Betroffene wissen weder wer sie sind noch wer die Personen sind, die sich ihnen als Verwandte oder Freunde vorstellen. Auch die Dauer der retrograden Amnesie ist sehr variabel. In den meisten Fällen kehrt die Erinnerung nach einigen Tagen oder seltener auch nach einigen Wochen fast vollständig zurück. Lediglich die letzten Stunden vor dem Ereignis können dauerhaft unzugänglich bleiben – dann spricht man von einer kongraden Amnesie. Retrograde Amnesien treten häufig nach Kopfverletzungen im Rahmen von Schädel-Hirn-Traumata auf, aber auch nach Hirnhautentzündungen oder Schlaganfällen.

Anterograde Amnesie

Bei der anterograden Amnesie sind die Erinnerungen an die Vergangenheit vollständig intakt. Stattdessen ist es den Betroffenen nicht möglich, neue Erinnerungen zu bilden. Neue Informationen können meist nur für wenige Minuten behalten werden, was die Alltagsbewältigung massiv beeinträchtigen kann. Ein solches Defizit beim Erlernen neuer Informationen ist charakteristisch für organisch bedingte Hirnschädigungen. Die häufigste Ursache sind neurodegenerative Erkrankungen wie die Alzheimer-Krankheit und andere Demenzformen.

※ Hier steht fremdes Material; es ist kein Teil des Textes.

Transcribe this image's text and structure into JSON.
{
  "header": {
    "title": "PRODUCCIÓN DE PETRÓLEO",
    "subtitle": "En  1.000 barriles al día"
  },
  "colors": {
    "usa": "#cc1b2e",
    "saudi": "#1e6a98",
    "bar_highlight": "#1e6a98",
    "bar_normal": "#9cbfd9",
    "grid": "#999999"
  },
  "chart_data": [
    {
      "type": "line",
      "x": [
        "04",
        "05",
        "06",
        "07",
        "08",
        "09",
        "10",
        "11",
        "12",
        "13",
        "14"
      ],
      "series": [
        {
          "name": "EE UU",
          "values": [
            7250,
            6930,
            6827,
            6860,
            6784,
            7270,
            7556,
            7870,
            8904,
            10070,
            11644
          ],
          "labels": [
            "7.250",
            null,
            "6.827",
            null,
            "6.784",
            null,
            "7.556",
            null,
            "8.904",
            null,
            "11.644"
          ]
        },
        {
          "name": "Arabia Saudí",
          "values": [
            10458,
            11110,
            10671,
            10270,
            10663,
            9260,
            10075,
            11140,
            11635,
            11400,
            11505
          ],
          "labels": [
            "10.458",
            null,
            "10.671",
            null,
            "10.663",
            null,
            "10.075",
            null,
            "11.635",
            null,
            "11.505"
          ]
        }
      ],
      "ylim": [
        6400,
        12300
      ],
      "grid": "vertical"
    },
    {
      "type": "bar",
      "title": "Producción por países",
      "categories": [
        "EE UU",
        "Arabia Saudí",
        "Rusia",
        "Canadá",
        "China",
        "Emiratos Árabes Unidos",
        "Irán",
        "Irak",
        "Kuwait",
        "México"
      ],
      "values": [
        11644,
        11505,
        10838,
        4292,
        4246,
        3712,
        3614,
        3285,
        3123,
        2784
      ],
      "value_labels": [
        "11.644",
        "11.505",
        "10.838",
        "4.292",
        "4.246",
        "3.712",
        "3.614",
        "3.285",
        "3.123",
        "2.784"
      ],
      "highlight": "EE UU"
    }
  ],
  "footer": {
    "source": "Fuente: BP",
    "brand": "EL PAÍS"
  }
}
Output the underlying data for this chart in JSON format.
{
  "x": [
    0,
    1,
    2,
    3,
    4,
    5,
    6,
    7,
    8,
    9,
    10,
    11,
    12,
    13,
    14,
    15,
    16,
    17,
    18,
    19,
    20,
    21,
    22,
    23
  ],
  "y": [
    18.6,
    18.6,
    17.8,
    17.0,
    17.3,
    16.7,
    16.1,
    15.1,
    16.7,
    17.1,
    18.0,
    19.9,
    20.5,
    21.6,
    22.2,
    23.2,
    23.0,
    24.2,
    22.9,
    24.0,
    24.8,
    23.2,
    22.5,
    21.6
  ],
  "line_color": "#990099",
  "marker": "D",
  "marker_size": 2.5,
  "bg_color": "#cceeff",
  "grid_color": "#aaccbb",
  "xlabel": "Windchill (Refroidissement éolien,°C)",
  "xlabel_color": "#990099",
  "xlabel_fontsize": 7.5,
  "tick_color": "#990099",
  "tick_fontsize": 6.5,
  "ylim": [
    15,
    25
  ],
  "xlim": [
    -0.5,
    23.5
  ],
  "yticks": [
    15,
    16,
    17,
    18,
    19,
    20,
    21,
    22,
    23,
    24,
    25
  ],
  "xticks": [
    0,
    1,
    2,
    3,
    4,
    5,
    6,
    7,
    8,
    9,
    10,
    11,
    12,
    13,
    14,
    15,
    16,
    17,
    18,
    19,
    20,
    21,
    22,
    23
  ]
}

(Transiente) globale Amnesie

In besonders schweren Fällen treten die anterograde und retrograde Amnesie gemeinsam auf, dann spricht man von einer globalen Amnesie. Hierbei können Erinnerungen an die Zeit vor dem Ereignis nicht mehr abgerufen werden als auch keine neuen Dinge mehr erlernt werden. Wenn eine globale Amnesie akut einsetzt und nach spätestens 24 Stunden wieder abrupt verschwindet, spricht man von einer transienten globalen Amnesie.

Therapie

Je nach Ursache der Amnesie stehen unterschiedliche Behandlungsmöglichkeiten zur Verfügung. Bei organisch bedingten Amnesien – wie etwa nach neurodegenerativen Erkrankungen, Schädel-Hirn-Traumata und Gehirnerschütterungen – müssen die zugrundeliegenden Störungen medizinisch behandelt werden. Bei psychogen verursachten Amnesien, also durch traumatische Erlebnisse, ist die Psychotherapie die Methode der Wahl. Generell werden aktivierende Tätigkeiten wie Hirnleistungstraining, Bewegung und Gespräche mit anderen Personen empfohlen. Auch das Durchgehen von alten Fotos und Erinnerungsstücken kann das Gedächtnis anregen. Ein sicheres medizinisches Heilmittel gegen fortbestehende Amnesien gibt es allerdings bisher nicht.

Literaturhinweise:

Fast, K. (2001). Retrograde Amnesie-zwischen Erinnern und Vergessen: eine Analyse von episodischen und semantischen Gedächtnisleistungen bei Patienten mit organischen, psychogenen und gemischt organisch-psychogenen retrograden Amnesien.
 
Klötzsch, C. (2009). Transiente globale Amnesie: Diagnose und Differenzialdiagnosen. Fortschritte der Neurologie· Psychiatrie, 77(11), 669-677.
 
Schmidt, S. J. (1991). Gedächtnis. Probleme und Perspektiven der interdisziplinären Gedächtnisforschung “. Suhrkamp Wissenschaft, Frankfurt am Main, 14.